Maladies cardiovasculaires, prévention cardiovasculaire, lipoprotéines, LDL cholestérol, lipoprotéine (a), hypercholestérolémie familiale, génétique, athérosclérose.

Article complet :

Introduction

La prise en charge de la prévention des maladies cardiovasculaires (Figure 1) s’effectue en trois temps (1, 2, 3). Le premier temps est celui de prédiction du risque, l’objectif ici étant d’identifier, parmi tous les patients, ceux qui ont les plus haut risques de développer dans les dix prochaines années un incident cardiovasculaire. C’est sur ces patients en particulier que porteront nos efforts en priorité. Le second temps est celui de la planification, chez ces patients, d’objectifs (ou cibles) thérapeutiques raisonnables et utiles (souvent orientés selon les recommandations publiées les plus récentes). Le troisième temps est celui de la prescription des traitements médicamenteux nécessaires pour réaliser ces objectifs, le choix dépendra de leur puissance, disponibilité, coût et possibilité de remboursement. Outre ces patients prioritaires, il est important de rappeler que la promotion de la santé cardiovasculaire s’adresse à tous et consiste à délivrer les conseils nécessaires pour améliorer le style de vie et l’alimentation.
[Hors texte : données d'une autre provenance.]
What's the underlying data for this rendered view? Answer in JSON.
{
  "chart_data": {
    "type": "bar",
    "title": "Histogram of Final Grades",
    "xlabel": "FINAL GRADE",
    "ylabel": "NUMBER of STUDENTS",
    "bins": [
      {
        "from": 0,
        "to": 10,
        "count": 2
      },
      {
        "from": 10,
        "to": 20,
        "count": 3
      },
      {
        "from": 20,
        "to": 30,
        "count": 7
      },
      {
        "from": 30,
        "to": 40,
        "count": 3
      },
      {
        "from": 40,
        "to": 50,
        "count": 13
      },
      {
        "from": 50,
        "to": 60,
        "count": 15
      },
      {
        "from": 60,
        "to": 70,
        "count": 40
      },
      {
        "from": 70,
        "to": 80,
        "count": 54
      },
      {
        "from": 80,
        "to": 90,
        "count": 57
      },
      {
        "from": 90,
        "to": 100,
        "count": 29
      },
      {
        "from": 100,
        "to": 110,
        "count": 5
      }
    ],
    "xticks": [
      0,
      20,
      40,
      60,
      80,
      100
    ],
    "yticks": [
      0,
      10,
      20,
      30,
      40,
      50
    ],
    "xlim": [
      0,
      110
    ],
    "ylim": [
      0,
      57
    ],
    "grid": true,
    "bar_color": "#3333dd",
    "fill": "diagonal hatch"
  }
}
Nous nous intéresserons ici à quelques aspects de ces trois temps qui ont connus quelques développements ces derniers mois. Nous évoquerons ainsi, l’optimalisation de la prédiction en présence d’antécédents familiaux avec les dépistages de deux anomalies génétiques fréquentes mais souvent ignorées, l’émergence dans notre planification d’une nouvelle cible appelée « cholestérol non HDL » (« Non HDL-C ») à côté de la cible classique du cholestérol LDL (« LDL-C »), et enfin en matière de prescription, nous présenterons les nouvelles avancées thérapeutiques à combiner au traitement classique par les statines.

 

 

 

Prédiction : mieux prédire avec la génétique

Il ne s’agit pas ici de faire la promotion de tests génétiques mais plutôt d’évoquer deux entités génétiques souvent ignorées mais pourtant, fréquentes, faciles à dépister. Elles sont aussi très importantes à identifier car elles s’accompagnent d’une prise en charge particulière, à savoir plus précoce et plus intensive que ne le laisserait supposer le profil apparent de risque et débordant le cadre de la simple prévention individuelle en sollicitant un dépistage étendu à la famille.

2.1. La lipoprotéine (a)

2.1.1. Qu’est-ce que c’est ?

La lipoprotéine (a) (prononcer « lipoprotéine petit a », abréviée « Lp(a) » ) est une particule LDL sur laquelle est greffée une protéine secrétée par le foie appelée « apolipoprotéine(a) » [apo(a)] (4). Le nombre de particules LDL associées avec cette apo(a) va dépendre de la production de cette protéine qui dépend elle-même de sa taille (qui varie entre 300 et 800 kDa) selon la raison suivante : plus la taille de l’apo(a) est petite, plus le foie est capable d’en synthétiser en un temps donné et donc grand sera le nombre de particules LDL converties en Lp(a) et donc plus élevé sera le taux de Lp(a) (5,6) (Figure 2). Ainsi, les taux plasmatique de Lp(a) varient de manière extrême dans la population (entre 0, et plus de 200 mg/dL, soit un rapport de plus de 1000 fois) avec une distribution très asymétrique puisque la majorité ont des taux bas. La taille de l’apo(a) est essentiellement déterminée génétiquement à partir du nombre de répétitions (entre 2 et 40) d’une certaine partie de la séquence de la protéine (le sous-type 2 du kringle IV). Ainsi chez un individu, le taux de Lp(a) est stable au cours de la vie à l’exception de la survenue d’insuffisance hépatique (où la Lp(a) diminue car produite dans le foie), d’une insuffisance rénale (où la Lp(a) s’élève car éliminée par filtration glomérulaire) ou d’un syndrome néphrotique (où la Lp(a) augmente par hypersynthèse hépatique protéique)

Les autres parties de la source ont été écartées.